Today, I am here with one more interesting point to discuss.
Background
Recently, I got a chance to use Graph API for getting the list of Office 365 Group Admins. We have a use case to check whether our Office 365 group has more than two owners or not. We have a console application and we are using CSOM to get the group owners. To use the Graph APIs, the authentication and authorization mechanism is a bit different. We need to use Azure AD.
So, to access Microsoft Graph APIs, we need to create a new Azure app and give permissions to the respective APIs to access the respective data. Here, in our case, to access O365 groups, we are following these high-level steps:
- Register/create a new Azure app from “Azure Active Directory” center.
- Get the AppID and Client Secret Key.
- Give permission to access O365 group owners in our newly created app to access Graph APIs.
- Generate the authentication token in the program
- Use authentication token to use the Graph APIs
In this article, we will go in detail for two points - Register/create a new Azure app from “Azure Active Directory” center and generate a new client secret key. So, let us begin.
Steps to Register/Create an Azure app -
- Log into SharePoint Admin site - https://<mytenant>-admin.sharepoint.com here.
- Go to the “Azure Active Directory” center, as shown in the below snapshot.
Figure 1: Office 365 - Admin Center
- We will be redirected to the Azure Active Directory Admin Center.
Figure 2: Azure Active Directory admin center
- Click on “Azure Active Directory” option from the left side.
Figure 3: Azure Active Directory admin center - Azure Active Directory >> App registrations
- Click on “App registrations” from the left side as mentioned in the above snap. The “App registration” dashboard will appear.
Figure 4: Azure Active Directory admin center - "+ New application registration" option
- Click on “+ New application registration” link from the top.

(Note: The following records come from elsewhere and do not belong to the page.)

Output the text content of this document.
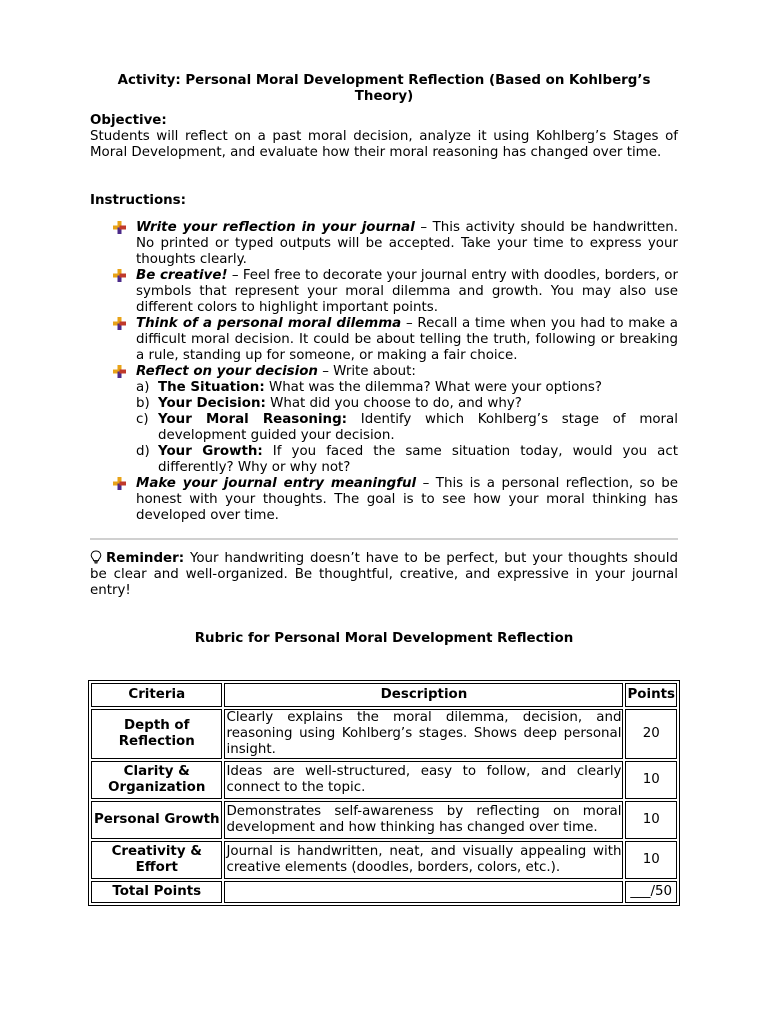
Activity: Personal Moral Development Reflection (Based on Kohlberg’s Theory)
Objective:
Students will reflect on a past moral decision, analyze it using Kohlberg’s Stages of Moral Development, and evaluate how their moral reasoning has changed over time.
Instructions:
Write your reflection in your journal – This activity should be handwritten. No printed or typed outputs will be accepted. Take your time to express your thoughts clearly.
Be creative! – Feel free to decorate your journal entry with doodles, borders, or symbols that represent your moral dilemma and growth. You may also use different colors to highlight important points.
Think of a personal moral dilemma – Recall a time when you had to make a difficult moral decision. It could be about telling the truth, following or breaking a rule, standing up for someone, or making a fair choice.
Reflect on your decision – Write about:
a) The Situation: What was the dilemma? What were your options?
b) Your Decision: What did you choose to do, and why?
c) Your Moral Reasoning: Identify which Kohlberg’s stage of moral development guided your decision.
d) Your Growth: If you faced the same situation today, would you act differently? Why or why not?
Make your journal entry meaningful – This is a personal reflection, so be honest with your thoughts. The goal is to see how your moral thinking has developed over time.
Reminder: Your handwriting doesn’t have to be perfect, but your thoughts should be clear and well-organized. Be thoughtful, creative, and expressive in your journal entry!
Rubric for Personal Moral Development Reflection
Criteria	Description	Points
Depth of Reflection	Clearly explains the moral dilemma, decision, and reasoning using Kohlberg’s stages. Shows deep personal insight.	20
Clarity & Organization	Ideas are well-structured, easy to follow, and clearly connect to the topic.	10
Personal Growth	Demonstrates self-awareness by reflecting on moral development and how thinking has changed over time.	10
Creativity & Effort	Journal is handwritten, neat, and visually appealing with creative elements (doodles, borders, colors, etc.).	10
Total Points		___/50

A new app registration screen will appear, as shown in the below screenshot.
Figure 5: Azure Active Directory Admin Center:
Enter the following details.
Name – KnowledgeJunctionAzureApp
Application type – Web app / API
Sign-on URL – http://knowledgejunction.com
- Click on the “Create” button at the bottom of the page.
Make sure that we have a success message and we are on the following screen.
Figure 6: Azure Active Directory admin center-Registered app
From here, the important point to note is the Application ID, as shown in the above figure. We can get the APPID from this URL also.
Also, we will require a client secret key that we will generate like this -
- From the above figure 6, click on “Settings” icon. The Settings pane will open.
Figure 7: Azure Active Directory admin center - Azure App >> Settings icon
- On the “Settings” pane, there is a “Keys” option as shown in the above figure 7. Click on “Keys” and a Keys pane will open.
Figure 8: Azure Active Directory admin center - Azure App >> Settings >> Keys >> Generating Client Secret Key
- Give a name under “DESCRIPTION” column and select “EXPIRES” option as “Never expires”. Click on the “Save” option on the top.
Figure 9: Azure Active Directory admin center - Azure App >> Settings >> Keys >> New Client Secret Key generated
Once the new client secret key is generated, please copy it. See the warning in the top brown bar. Once we have left this pane, we don’t have any option to get this key. We need to create a new one again.